John Simpson
British foreign affairs correspondent, BBC News World Affairs and journalist, John Simpson has been bringing the UK news from more than 120 countries. Having a reputation for bringing the nation major scoops, John has reported on many of the globe's most historical moments. One of the most loved TV veterans, John is a consummate professional, bringing warmth and fluidity to any event.
BBC News World Affairs editor, John Simpson is one of the UK’s most lauded and loved TV news veterans .
John’s career has spanned over four decades, and he has become one of the most revered figures in international journalism in the world.
A Cambridge University English graduate, journalism was on John’s horizon from his student days as editor of campus publication Granta.
Joining the BBC as a trainee journalist in 1966, John quickly earned a reputation as steadfast, hard-nosed and determined.
His ambition and wide-ranging interests, along with his intelligence and analytical mind, took him on a journalistic journey from one ground-breaking event to another earth-shattering global episode. Before he knew it, John was knee-deep in war zones; face to face with controversial world leaders and challenging dictators with a camera, a microphone and probing questions.
Jobs as Diplomatic Editor and presenter of the Nine O'clock News were followed by a role as a correspondent in South Africa, Brussels and Dublin, and then, in 1988, John was appointed World Affairs Editor.
Reporting from war-torn Afghanistan; from central Belgrade during the Kosovo crisis, and determined to stay in Serbia even when authorities expelled him, John’s tenacity and speed made him one of the most admired reporters from almost every international trouble-zone.
John’s life has hung in the balance on more than one occasion. Ordered to kneel in the road at gunpoint by a Palestinian soldier; dodging bullets in Tiananmen Square, and standing a few yards away from the detonation of a 'friendly fire' anti-tank bomb in Iraq where he witnessed the death of his translator, John is no stranger to real fear.

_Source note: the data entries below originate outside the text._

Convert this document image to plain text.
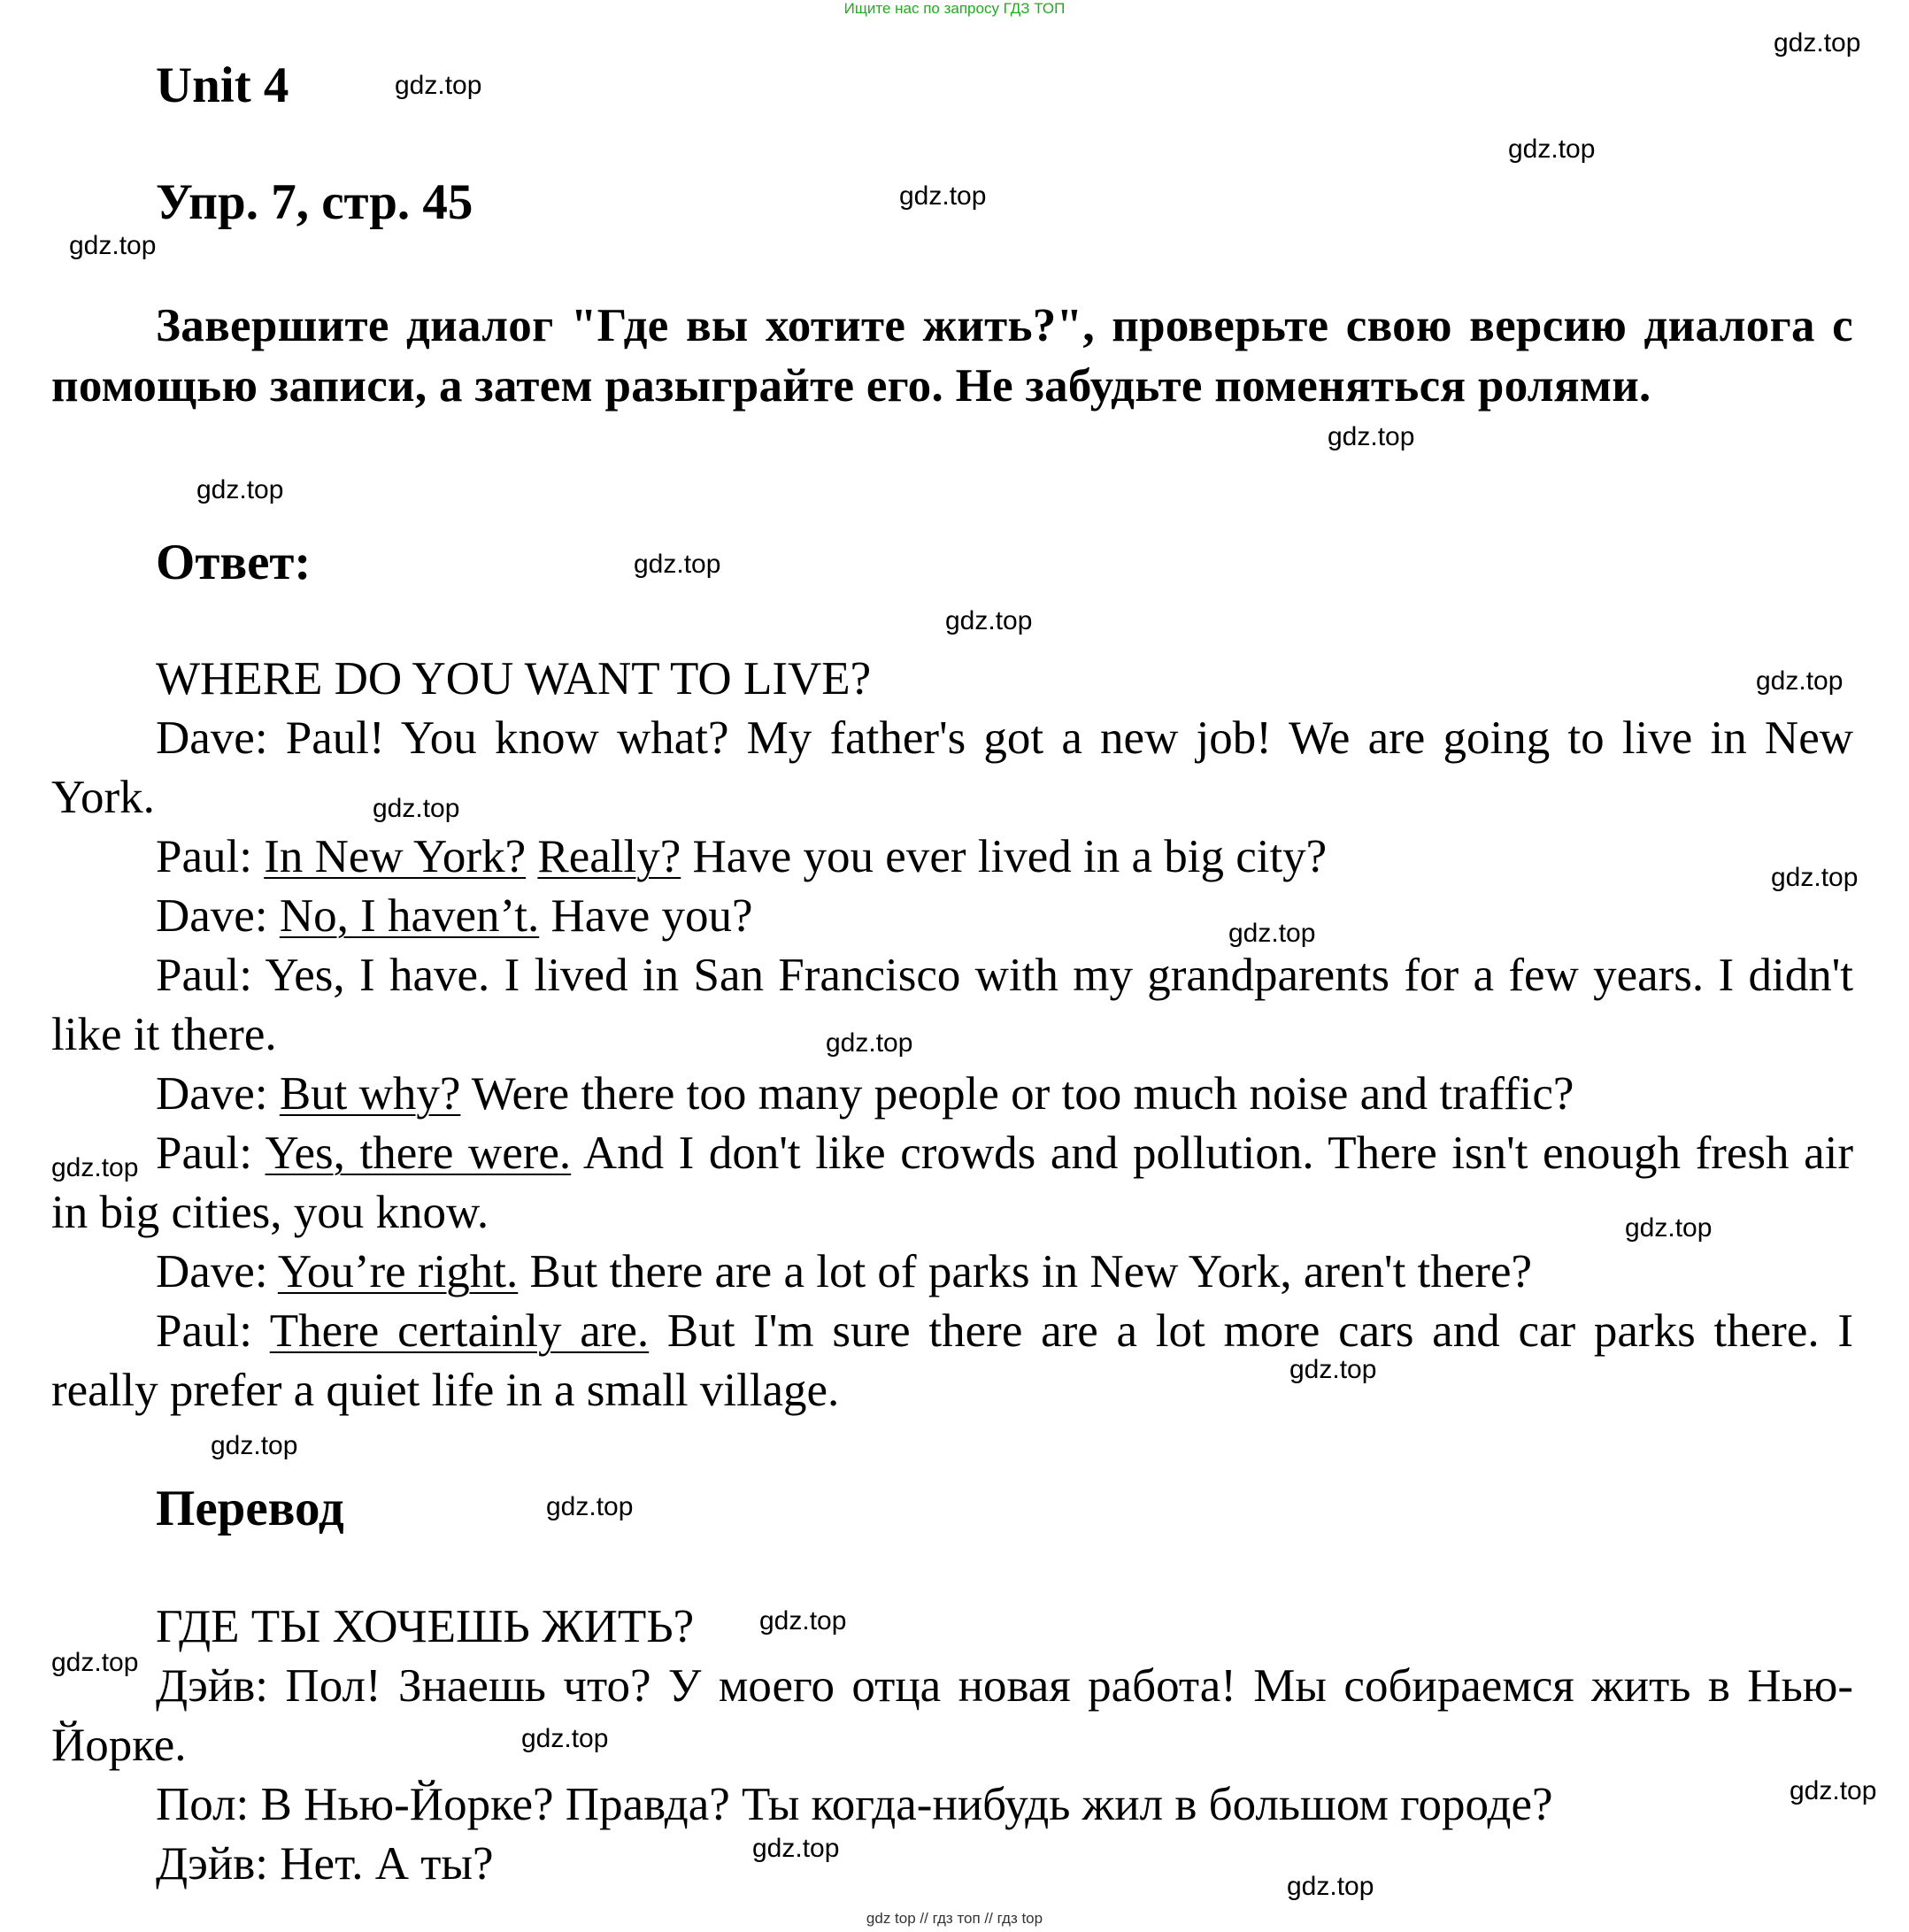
Ищите нас по запросу ГДЗ ТОП
gdz.top
gdz.top
gdz.top
gdz.top
gdz.top
gdz.top
gdz.top
gdz.top
gdz.top
gdz.top
gdz.top
gdz.top
gdz.top
gdz.top
gdz.top
gdz.top
gdz.top
gdz.top
gdz.top
gdz.top
gdz.top
gdz.top
gdz.top
gdz.top
gdz.top
Unit 4
Упр. 7, стр. 45
Завершите диалог "Где вы хотите жить?", проверьте свою версию диалога с помощью записи, а затем разыграйте его. Не забудьте поменяться ролями.
Ответ:

WHERE DO YOU WANT TO LIVE?

Dave: Paul! You know what? My father's got a new job! We are going to live in New York.

Paul: In New York? Really? Have you ever lived in a big city?

Dave: No, I haven’t. Have you?

Paul: Yes, I have. I lived in San Francisco with my grandparents for a few years. I didn't like it there.

Dave: But why? Were there too many people or too much noise and traffic?

Paul: Yes, there were. And I don't like crowds and pollution. There isn't enough fresh air in big cities, you know.

Dave: You’re right. But there are a lot of parks in New York, aren't there?

Paul: There certainly are. But I'm sure there are a lot more cars and car parks there. I really prefer a quiet life in a small village.

Перевод

ГДЕ ТЫ ХОЧЕШЬ ЖИТЬ?

Дэйв: Пол! Знаешь что? У моего отца новая работа! Мы собираемся жить в Нью-Йорке.

Пол: В Нью-Йорке? Правда? Ты когда-нибудь жил в большом городе?

Дэйв: Нет. А ты?

gdz top // гдз топ // гдз top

John has also presented current and political affairs program Simpson's World, and in 1990 he was made associate editor of 'The Spectator' magazine. After six years in the post John moved into freelance journalism and wrote a foreign affairs column for The Sunday Telegraph, as well as a handful of books, including The Wars Against Saddam; Not Quite World’s End; News from No Man’s Land, and A Mad World, My Masters.
John’s career has been peppered with luminous awards from every established organisation that hands out media awards. In 1991 and 2000 he was named Royal Television Society Journalist of the Year; in 1991 he received a CBE; he was been awarded 3 BAFTAs, a Golden Nymph Award for his reporting of Ayatollah Khomeini's return to Iran; Audio Book of the Year; an International Emmy Award for News Coverage for his report on the fall of Kabul for BBC's Ten O'Clock News and a special jury's award at the Bayeux War Correspondents Awards in 2002.